Georgia has its paunchy, slobbering Bulldog; Southern Cal has a Trojan horseman in full battle regalia; Stanford has a guy with branches sticking out of his head.
The Tree, the sideline emblem of--what, exactly?--turns 25 this fall.
Pining (sorry) for a mascot after four years without one—Prince Lightfoot disappeared when "Indians" became the "Cardinal" in 1971—students in the fall of 1975 clamored for something distinctive. A student referendum was held to consider several options. "Robber Barons" was among the early favorites, but the Stanford Band had other ideas. Bizarre, ridiculous ideas. Eric Strandberg, '76 and Bob Tiffany, '76 get credit--if that's the right word--for the Tree notion, conceived during their middle-of-the-night drive to Los Angeles in the Band's equipment van prior to the usc game. "It was supposed to be a spoof on mascots, not the real thing," says Strandberg of their tree theme, which the Band a week later adopted for its Big Game program. A "tree queen" was carried in on a wooden platform, surrounded by flower-tossing "wood nymphs" and the Tree itself, Chris Hutson, '76, ms '77. She and her friend, Jan Kraus Wolfe, '76, MS '77, had stayed up all night preparing Hutson's outfit, which consisted of a large chunk of wood wedged into a scuba backpack, upon which was impaled a two-foot Styrofoam cone, with construction paper "leaves" covering the entire thing. "It was pretty heavy, and it was hot, and I couldn't see," Hutson recalls. "And I got tackled by the Berkeley Bear." What?

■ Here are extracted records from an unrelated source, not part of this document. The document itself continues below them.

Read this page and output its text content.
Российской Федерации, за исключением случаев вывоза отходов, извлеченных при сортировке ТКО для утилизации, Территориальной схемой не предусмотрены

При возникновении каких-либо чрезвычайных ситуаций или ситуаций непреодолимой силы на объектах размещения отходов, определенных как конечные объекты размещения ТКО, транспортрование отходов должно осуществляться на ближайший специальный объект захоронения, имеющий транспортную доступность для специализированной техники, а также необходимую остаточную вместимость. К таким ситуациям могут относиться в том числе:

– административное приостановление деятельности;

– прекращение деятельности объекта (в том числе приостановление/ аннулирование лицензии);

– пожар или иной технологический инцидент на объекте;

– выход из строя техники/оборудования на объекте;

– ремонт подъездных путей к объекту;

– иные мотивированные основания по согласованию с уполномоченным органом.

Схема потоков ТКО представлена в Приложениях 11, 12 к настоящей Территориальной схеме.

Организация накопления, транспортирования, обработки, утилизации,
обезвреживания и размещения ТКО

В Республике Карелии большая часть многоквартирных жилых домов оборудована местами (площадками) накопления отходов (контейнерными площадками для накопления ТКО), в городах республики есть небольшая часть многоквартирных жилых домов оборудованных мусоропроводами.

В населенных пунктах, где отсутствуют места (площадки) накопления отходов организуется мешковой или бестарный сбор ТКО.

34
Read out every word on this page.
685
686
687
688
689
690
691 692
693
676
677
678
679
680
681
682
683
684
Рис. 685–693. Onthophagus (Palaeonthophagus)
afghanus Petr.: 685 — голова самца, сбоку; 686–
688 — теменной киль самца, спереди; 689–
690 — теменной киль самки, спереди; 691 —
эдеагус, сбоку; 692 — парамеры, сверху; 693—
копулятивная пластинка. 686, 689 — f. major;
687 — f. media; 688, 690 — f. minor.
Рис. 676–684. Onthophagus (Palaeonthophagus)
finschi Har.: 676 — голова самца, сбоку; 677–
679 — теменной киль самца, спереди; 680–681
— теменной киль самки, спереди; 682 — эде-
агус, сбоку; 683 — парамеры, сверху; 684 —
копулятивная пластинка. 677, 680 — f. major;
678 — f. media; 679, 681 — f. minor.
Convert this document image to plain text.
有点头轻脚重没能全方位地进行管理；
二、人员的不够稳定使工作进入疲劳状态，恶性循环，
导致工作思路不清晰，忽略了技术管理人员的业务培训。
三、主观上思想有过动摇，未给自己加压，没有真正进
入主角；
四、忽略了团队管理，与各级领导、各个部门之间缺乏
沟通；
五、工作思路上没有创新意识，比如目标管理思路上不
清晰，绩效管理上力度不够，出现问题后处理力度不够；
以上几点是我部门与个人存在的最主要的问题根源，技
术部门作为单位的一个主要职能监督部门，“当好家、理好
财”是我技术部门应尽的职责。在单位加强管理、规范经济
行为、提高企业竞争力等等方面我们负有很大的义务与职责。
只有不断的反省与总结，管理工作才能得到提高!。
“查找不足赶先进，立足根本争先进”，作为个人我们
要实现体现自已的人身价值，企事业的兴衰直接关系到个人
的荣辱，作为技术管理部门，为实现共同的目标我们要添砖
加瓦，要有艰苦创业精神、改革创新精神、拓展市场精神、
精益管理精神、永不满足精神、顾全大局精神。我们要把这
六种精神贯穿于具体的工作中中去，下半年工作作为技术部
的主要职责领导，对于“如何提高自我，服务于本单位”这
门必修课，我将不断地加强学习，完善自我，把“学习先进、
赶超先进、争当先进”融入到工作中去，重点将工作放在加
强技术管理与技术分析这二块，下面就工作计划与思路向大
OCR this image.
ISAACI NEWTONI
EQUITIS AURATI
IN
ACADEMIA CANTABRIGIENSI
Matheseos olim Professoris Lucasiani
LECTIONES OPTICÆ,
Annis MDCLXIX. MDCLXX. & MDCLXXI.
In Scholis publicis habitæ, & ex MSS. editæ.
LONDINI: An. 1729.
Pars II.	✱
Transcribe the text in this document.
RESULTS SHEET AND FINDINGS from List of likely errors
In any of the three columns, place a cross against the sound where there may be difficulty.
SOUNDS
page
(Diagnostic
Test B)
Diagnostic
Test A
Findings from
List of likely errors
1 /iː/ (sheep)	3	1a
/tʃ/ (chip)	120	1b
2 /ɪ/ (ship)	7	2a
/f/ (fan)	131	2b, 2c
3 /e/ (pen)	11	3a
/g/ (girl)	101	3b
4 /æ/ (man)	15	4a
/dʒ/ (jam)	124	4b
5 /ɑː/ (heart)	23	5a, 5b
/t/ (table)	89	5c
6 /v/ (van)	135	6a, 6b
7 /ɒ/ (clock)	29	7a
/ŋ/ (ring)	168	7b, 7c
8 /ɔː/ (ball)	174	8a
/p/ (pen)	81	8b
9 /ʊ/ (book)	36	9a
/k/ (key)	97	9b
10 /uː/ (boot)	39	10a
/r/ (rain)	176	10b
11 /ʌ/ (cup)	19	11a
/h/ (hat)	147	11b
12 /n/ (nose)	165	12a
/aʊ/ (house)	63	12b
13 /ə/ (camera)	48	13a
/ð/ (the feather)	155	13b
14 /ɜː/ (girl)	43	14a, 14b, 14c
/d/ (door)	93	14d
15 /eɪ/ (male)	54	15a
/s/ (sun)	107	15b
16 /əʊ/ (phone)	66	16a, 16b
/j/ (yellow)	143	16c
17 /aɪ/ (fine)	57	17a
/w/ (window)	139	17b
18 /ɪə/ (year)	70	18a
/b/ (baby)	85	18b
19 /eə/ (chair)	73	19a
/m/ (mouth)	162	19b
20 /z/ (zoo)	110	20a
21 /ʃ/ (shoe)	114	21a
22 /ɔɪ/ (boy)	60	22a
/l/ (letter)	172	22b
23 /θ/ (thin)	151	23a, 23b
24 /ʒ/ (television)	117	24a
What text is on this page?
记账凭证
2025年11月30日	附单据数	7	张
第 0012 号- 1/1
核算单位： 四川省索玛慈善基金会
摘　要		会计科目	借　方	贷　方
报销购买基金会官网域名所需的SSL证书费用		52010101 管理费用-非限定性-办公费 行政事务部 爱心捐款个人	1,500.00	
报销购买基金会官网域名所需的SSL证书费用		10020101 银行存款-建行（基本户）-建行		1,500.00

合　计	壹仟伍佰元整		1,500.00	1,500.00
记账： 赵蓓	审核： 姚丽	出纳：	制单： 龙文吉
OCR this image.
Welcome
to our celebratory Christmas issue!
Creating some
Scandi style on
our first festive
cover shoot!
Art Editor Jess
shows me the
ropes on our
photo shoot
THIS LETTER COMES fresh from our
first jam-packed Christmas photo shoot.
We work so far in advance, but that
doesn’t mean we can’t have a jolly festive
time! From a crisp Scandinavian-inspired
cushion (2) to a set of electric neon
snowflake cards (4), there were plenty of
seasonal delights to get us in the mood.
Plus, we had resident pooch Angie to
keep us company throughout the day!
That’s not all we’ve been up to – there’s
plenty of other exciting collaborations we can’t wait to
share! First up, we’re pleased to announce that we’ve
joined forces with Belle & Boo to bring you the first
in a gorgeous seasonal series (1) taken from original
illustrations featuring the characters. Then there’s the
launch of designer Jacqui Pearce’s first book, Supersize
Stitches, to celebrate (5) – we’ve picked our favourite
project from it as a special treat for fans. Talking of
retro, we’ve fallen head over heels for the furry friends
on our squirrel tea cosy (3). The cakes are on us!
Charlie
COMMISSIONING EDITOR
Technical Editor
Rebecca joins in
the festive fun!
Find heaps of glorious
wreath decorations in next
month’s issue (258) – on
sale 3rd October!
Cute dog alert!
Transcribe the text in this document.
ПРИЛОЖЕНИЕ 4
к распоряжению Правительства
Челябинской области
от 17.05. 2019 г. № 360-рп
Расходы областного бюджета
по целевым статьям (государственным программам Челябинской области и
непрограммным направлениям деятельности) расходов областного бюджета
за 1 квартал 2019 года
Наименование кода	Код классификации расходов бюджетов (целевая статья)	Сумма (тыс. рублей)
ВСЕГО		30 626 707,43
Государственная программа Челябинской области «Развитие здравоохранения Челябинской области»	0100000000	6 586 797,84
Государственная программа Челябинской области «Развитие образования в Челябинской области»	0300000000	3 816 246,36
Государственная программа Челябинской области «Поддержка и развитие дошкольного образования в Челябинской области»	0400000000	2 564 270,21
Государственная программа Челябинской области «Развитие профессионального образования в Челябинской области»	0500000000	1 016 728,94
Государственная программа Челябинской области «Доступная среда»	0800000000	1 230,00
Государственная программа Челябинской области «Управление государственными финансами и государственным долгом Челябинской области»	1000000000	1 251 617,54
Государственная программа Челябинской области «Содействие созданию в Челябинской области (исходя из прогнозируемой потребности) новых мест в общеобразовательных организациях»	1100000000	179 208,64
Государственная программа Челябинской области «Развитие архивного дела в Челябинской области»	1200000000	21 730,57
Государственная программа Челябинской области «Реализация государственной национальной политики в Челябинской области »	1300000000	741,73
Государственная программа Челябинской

"Yeah, the Berkeley Bear ran over and knocked me down, and the Band broke formation to come and save me," Hutson says.
It was not the kind of debut one would associate with an enduring symbol, and nobody expected Hutson's invention to survive beyond that week, let alone 24 more seasons. But Hutson returned the following year, while studying toward a master's in biology, and reprised her role as the Tree. The roots were established.
All these years later, the Tree still usually looks like a parade entrant who signed up at the last minute. But what it lacks in polish or ferocity, the Tree makes up for with roguish charm. What can we say? It grows on you.